On my flight I asked the same question that seems to start all my adventures…”I wonder if”…I wonder if we could spend some time on our boat sailing? I wonder if I could put work on pause long enough to reconnect and actually be a father to our girls? I wonder if we could have an epic family adventure?
While the idea of taking a “family Gap Year” sounds cliché, quaint and sweet, to be honest, “putting family first” was incredibly difficult for me. My life has become consumed with work, with clients, with four hours of sleep and traveling non-stop. Putting on hold the addiction of work, the non-stop pace, of feeling important and needed by my clients has been one of the most challenging choices I have had to make.

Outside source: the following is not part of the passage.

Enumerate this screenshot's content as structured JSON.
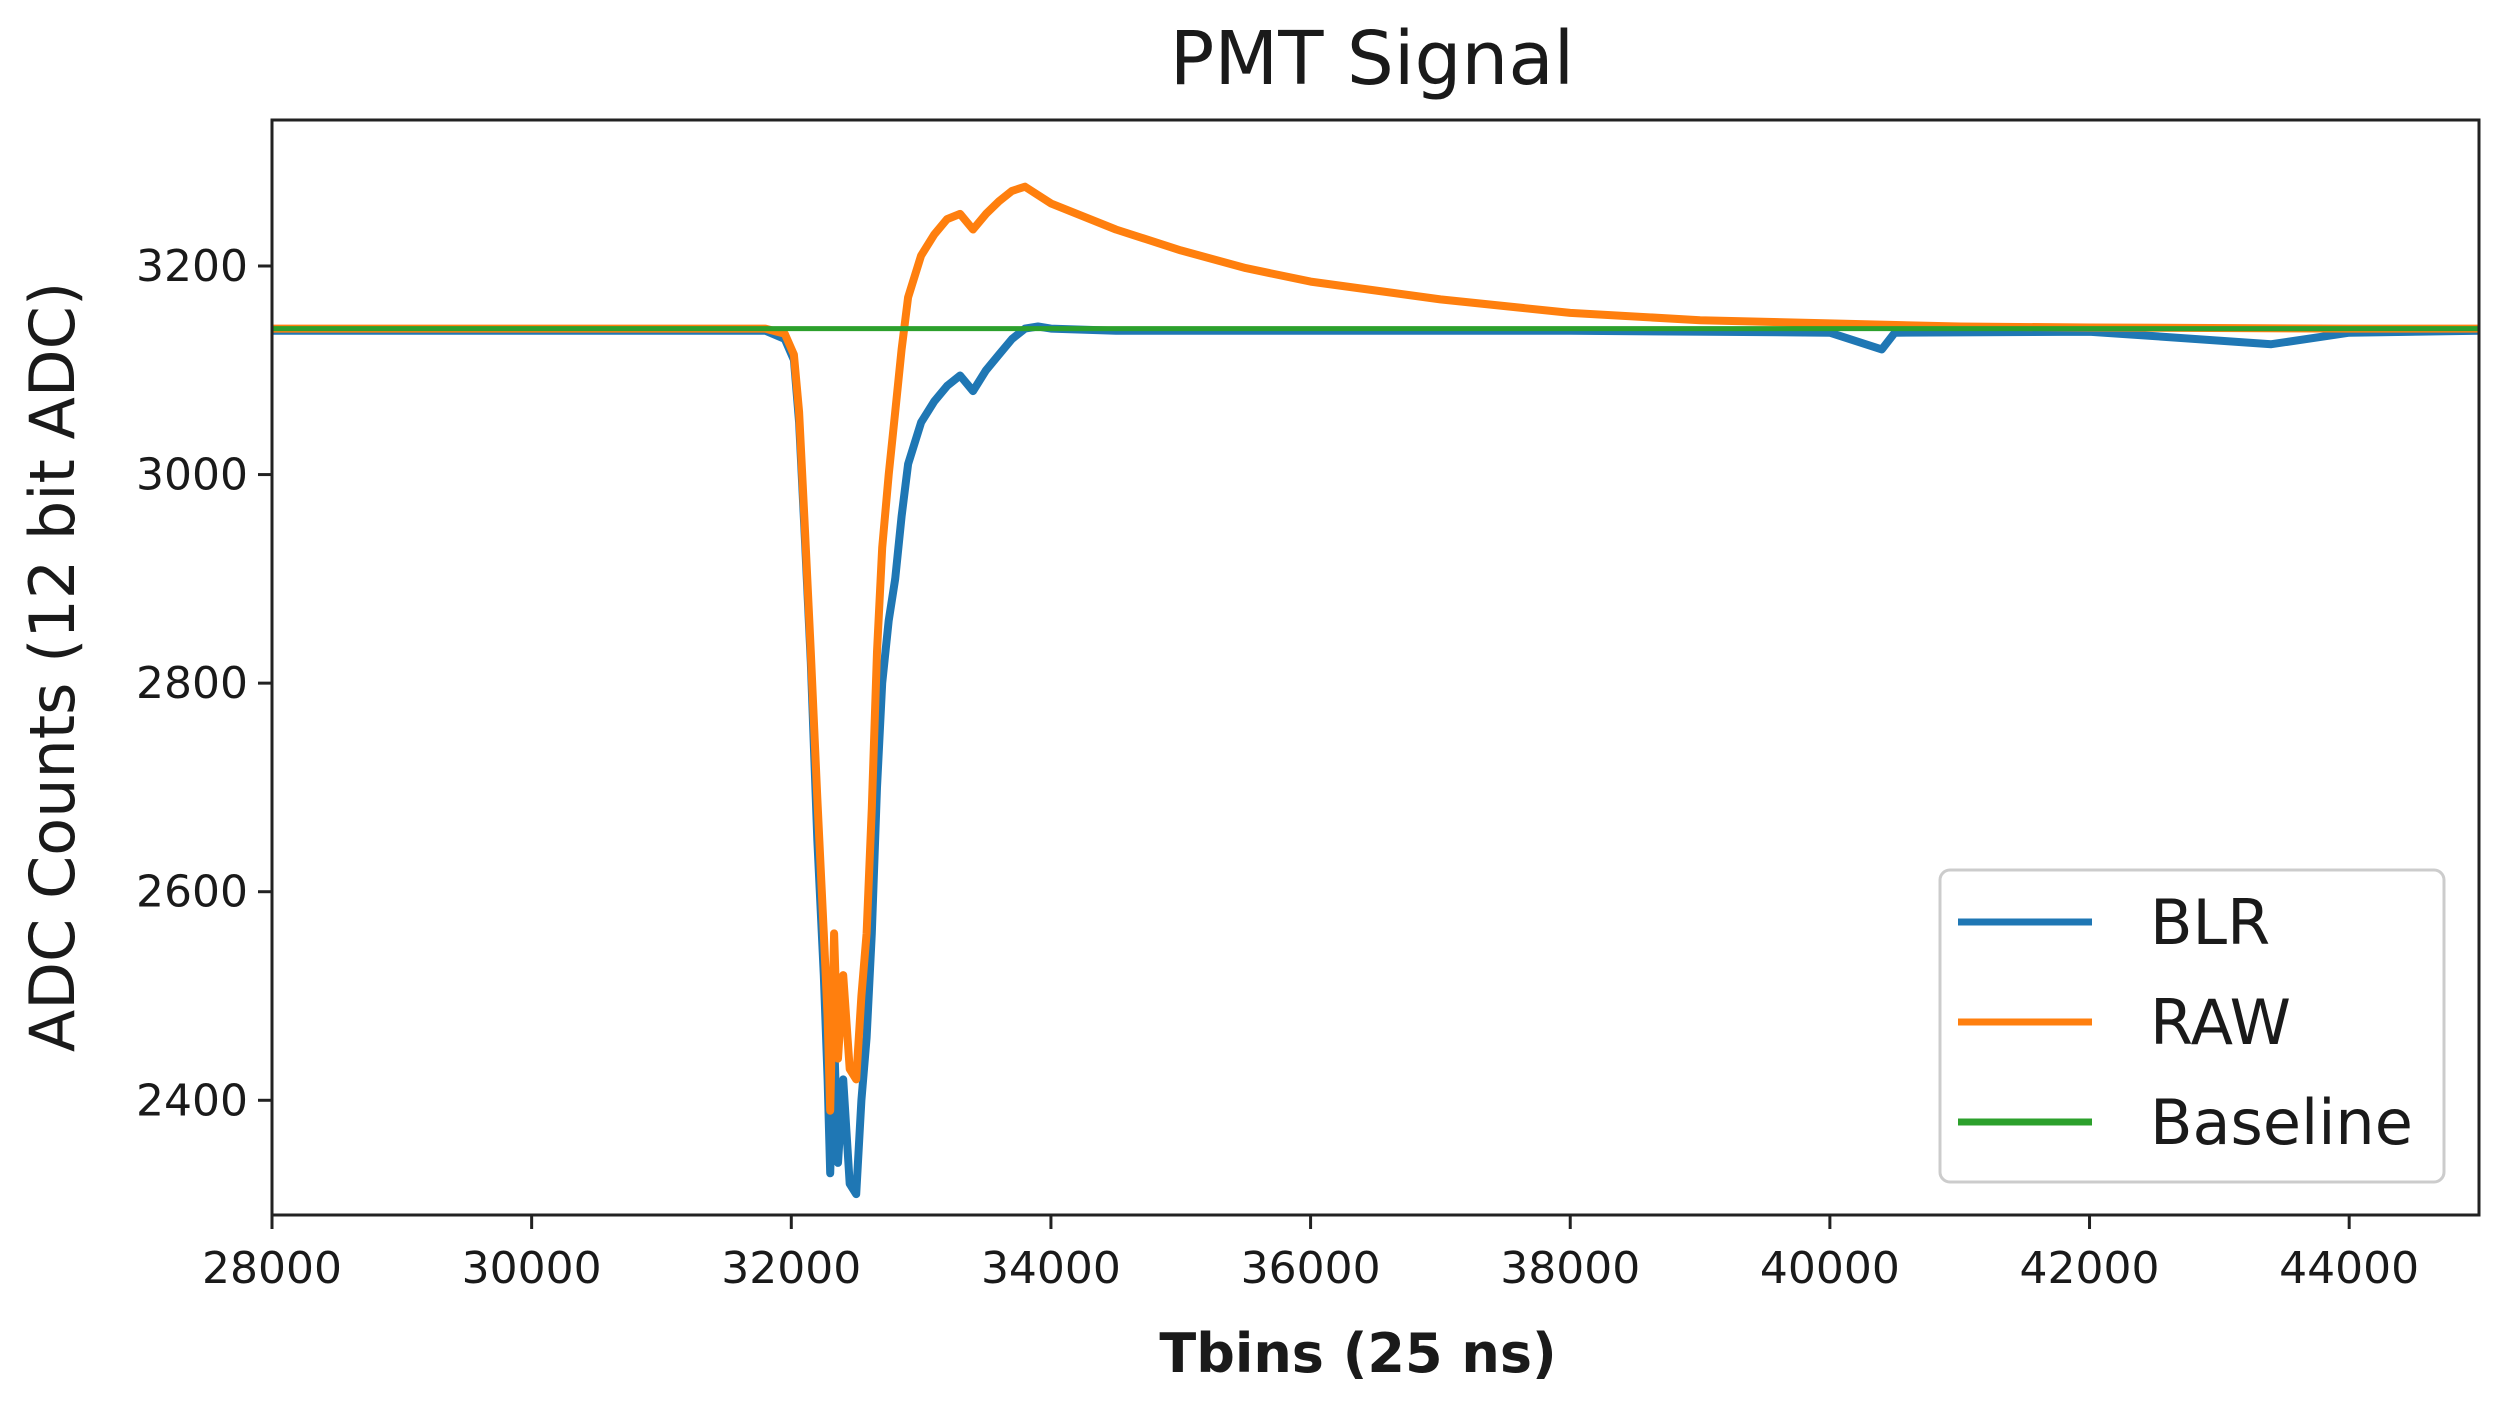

A close friend has called this year an “intervention” for me.
After presenting the idea to Shelby and the girls, they were on board from the beginning. We set out planning the Silva Family sailing adventure…a final opportunity to capture the innocent years of young adulthood with our kids before they become “too cool” to call me Daddy and Shelby Mommy.
We are sailing our 1982 38′ Ericsson from Anacortes Washington, down the West coast of the United States to Mexico and will spend the winter in Mexico sailing, exploring, but mostly connecting as a family. We’ll home school our girls and thank God Shelby is not only a veteran teacher, but has spent the last 5 years working directly with other home school families.
Life is too short and I felt the grip of a major regret forming. As challenging as putting business on pause for a year has been, I could not reconcile the knowing that 10 years from now, when our girls are out of the house and I had seen them very little being consumed by work, that I would regret not slowing down earlier. There remains a significant source of guilt and anxiety I have around the choice, but I always come back to knowing deep down, that it’s time to focus less on work and more on my children, my wife and my family.
Like my buddy Karl Kruger says while paddling….breath…stroke…breath…stroke.
I have come to realize that saying “family first” sounds nice, but I’m not sure I have followed it much in my life. I’ve given myself permission to capture the next year focused on Family and to give our girls an experience that I hope will shape and mold them for a lifetime. Fair winds and following seas and may The Answer (our boat) carry us safely to Mexico.